After running this script, all models will be saved in the directory folder. Then, you can evaluate performance of this model using scripts as,
cd code/models/gSCAN_with_language_conditioned_embedding
CUDA_VISIBLE_DEVICES=0 python eval_best_model.py \
--load ./output/p1-random-seed-44/model_best.pth.tar \
--data_dir ./parsed_dataset-p1/ \
--seed 44 \
--test_split dev
Note that this is for --test_split=dev
, you can change to --test_split=test
if you want to evaluate with test splits.
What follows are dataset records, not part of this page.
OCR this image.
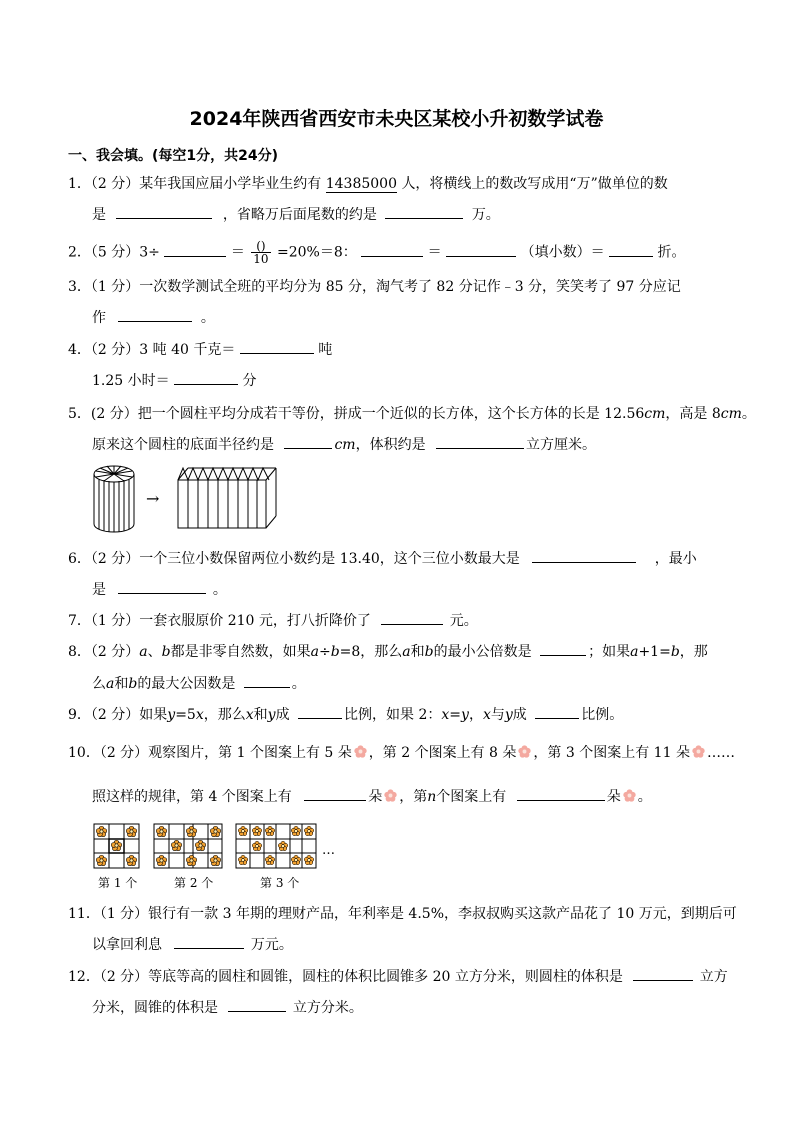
2024年陕西省西安市未央区某校小升初数学试卷
一、我会填。(每空1分，共24分)
1．（2 分）某年我国应届小学毕业生约有 14385000 人，将横线上的数改写成用“万”做单位的数
是	，省略万后面尾数的约是	万。
2．（5 分）3÷	＝ $\frac{()}{10} =20\%=8$：	＝	（填小数）＝	折。
3．（1 分）一次数学测试全班的平均分为 85 分，淘气考了 82 分记作﹣3 分，笑笑考了 97 分应记
作	。
4．（2 分）3 吨 40 千克＝	吨
1.25 小时＝	分
5．(2 分）把一个圆柱平均分成若干等份，拼成一个近似的长方体，这个长方体的长是 12.56cm，高是 8cm。
原来这个圆柱的底面半径约是	cm，体积约是	立方厘米。
→
6．（2 分）一个三位小数保留两位小数约是 13.40，这个三位小数最大是	，最小
是	。
7．（1 分）一套衣服原价 210 元，打八折降价了	元。
8．（2 分）a、b都是非零自然数，如果a÷b=8，那么a和b的最小公倍数是	；如果a+1=b，那
么a和b的最大公因数是	。
9．（2 分）如果y=5x，那么x和y成	比例，如果 2：x=y，x与y成	比例。
10．（2 分）观察图片，第 1 个图案上有 5 朵 ，第 2 个图案上有 8 朵 ，第 3 个图案上有 11 朵 ……
照这样的规律，第 4 个图案上有	朵 ，第n个图案上有	朵 。
…
第 1 个	第 2 个	第 3 个
11．（1 分）银行有一款 3 年期的理财产品，年利率是 4.5%，李叔叔购买这款产品花了 10 万元，到期后可
以拿回利息	万元。
12．（2 分）等底等高的圆柱和圆锥，圆柱的体积比圆锥多 20 立方分米，则圆柱的体积是	立方
分米，圆锥的体积是	立方分米。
In this repo, we also provide a lot of useful scripts to analyze ReaSCAN in various ways. Here are a non-comprehensive list of them with their purposes,
code/models/seq2seq/performance-analysis.ipynb
: evaluate model performance.code/models/seq2seq/ReaSCAN-vocab-generator.ipynb
: generate required vocab files.code/models/gSCAN_with_language_conditioned_embedding/read_reascan.ipynb
: helper to parse the dataset into model readable format.code/experiments.sh
: all bash scripts we run for our experiment results.code/dataset/demo.ipynb
: demo file for all components involved in ReaSCAN data generation process.code/dataset/unit_tests.ipynb
: unit tests for ReaSCAN. If you want to customized ReaSCAN, please run this unit test before changing anything.code/dataset/generate_ReaSCAN_splits.ipynb
: generate splits for ReaSCAN.code/dataset/ReaSCAN-analysis.ipynb
: some analyses we conduct in the paper.
ReaSCAN has a Creative Commons Attribution 4.0 International License.